Choreographic drama in one scene
Music by Nikolai Rimsky-Korsakov
Choreography by Michael Fokine
Revived by Andris Liepa
Sets and costumes by Leon Bakst restored by Anatoliy and Anna Nezhny
Scheherazade, based on the tale of ‘Shahryar and his Brothers’ from the Thousand and One Nights, was first staged by Mikhael Fokine in 1910 as part of Sergei Diaghelev’s non-repertory productions, to the music of Nikolai Rimsky-Korsakov’s symphonic poem of the same name. At the premiere, Ida Rubinstein danced the part of Zubeida and Vaslav Nijinsky danced the part of the Golden Slave. A ballet about the vicissitudes of love in the Sultan’s palace, Scheherazade went down in history of dance as a revolutionary choreographic text steeped in as much passion as was humanly possible within the moralizing confines of the early twentieth century theatre.

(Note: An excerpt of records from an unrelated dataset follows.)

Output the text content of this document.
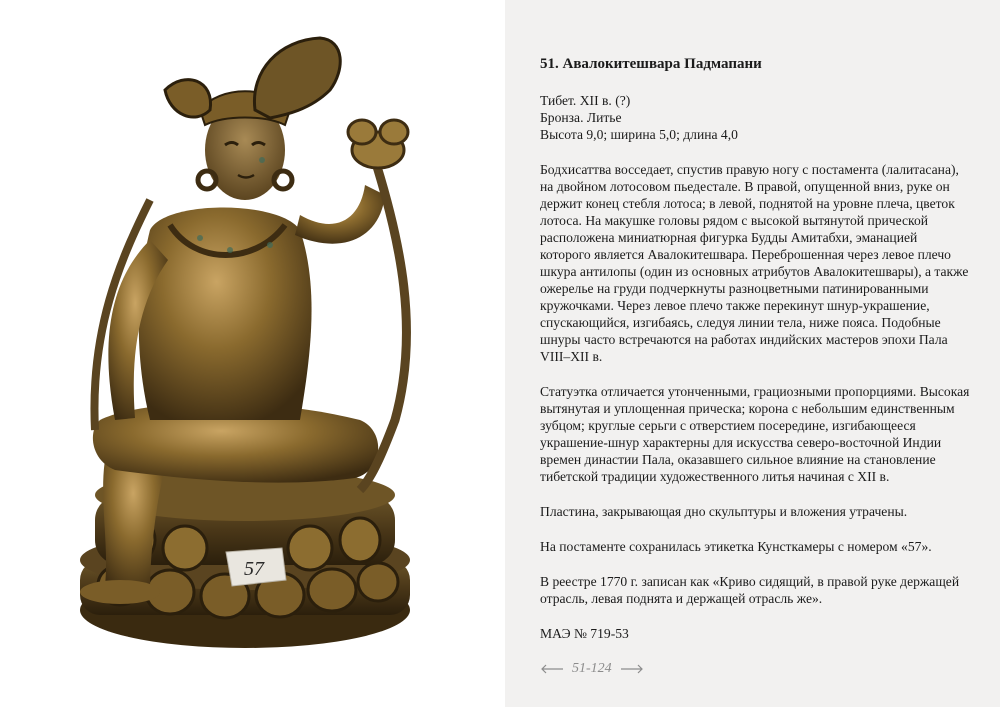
57
51. Авалокитешвара Падмапани
Тибет. XII в. (?)
Бронза. Литье
Высота 9,0; ширина 5,0; длина 4,0

Бодхисаттва восседает, спустив правую ногу с постамента (лалитасана), на двойном лотосовом пьедестале. В правой, опущенной вниз, руке он держит конец стебля лотоса; в левой, поднятой на уровне плеча, цветок лотоса. На макушке головы рядом с высокой вытянутой прической расположена миниатюрная фигурка Будды Амитабхи, эманацией которого является Авалокитешвара. Переброшенная через левое плечо шкура антилопы (один из основных атрибутов Авалокитешвары), а также ожерелье на груди подчеркнуты разноцветными патинированными кружочками. Через левое плечо также перекинут шнур-украшение, спускающийся, изгибаясь, следуя линии тела, ниже пояса. Подобные шнуры часто встречаются на работах индийских мастеров эпохи Пала VIII–XII в.

Статуэтка отличается утонченными, грациозными пропорциями. Высокая вытянутая и уплощенная прическа; корона с небольшим единственным зубцом; круглые серьги с отверстием посередине, изгибающееся украшение-шнур характерны для искусства северо-восточной Индии времен династии Пала, оказавшего сильное влияние на становление тибетской традиции художественного литья начиная с XII в.

Пластина, закрывающая дно скульптуры и вложения утрачены.

На постаменте сохранилась этикетка Кунсткамеры с номером «57».

В реестре 1770 г. записан как «Криво сидящий, в правой руке держащей отрасль, левая поднята и держащей отрасль же».

МАЭ № 719-53
51-124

Sultan Shahriyar is lonely in his palace. The dancing concubines are not making him happy and the coldness of his beloved wife Zubeida disturbs him. On the advice of his younger brother Shahzeyman, Shahriyar goes hunting - and that’s when the fun in the harem erupts. Concubines dally with young men, while Zubeida arranges a date with the Golden Slave. Shahriyar returns unexpectedly and flies into a rage when he sees Zubeida and the Golden Slave together. The Sultan issues orders to have them all executed, including the Golden Slave. Zubeida watches her beloved die and then stabs herself in grief.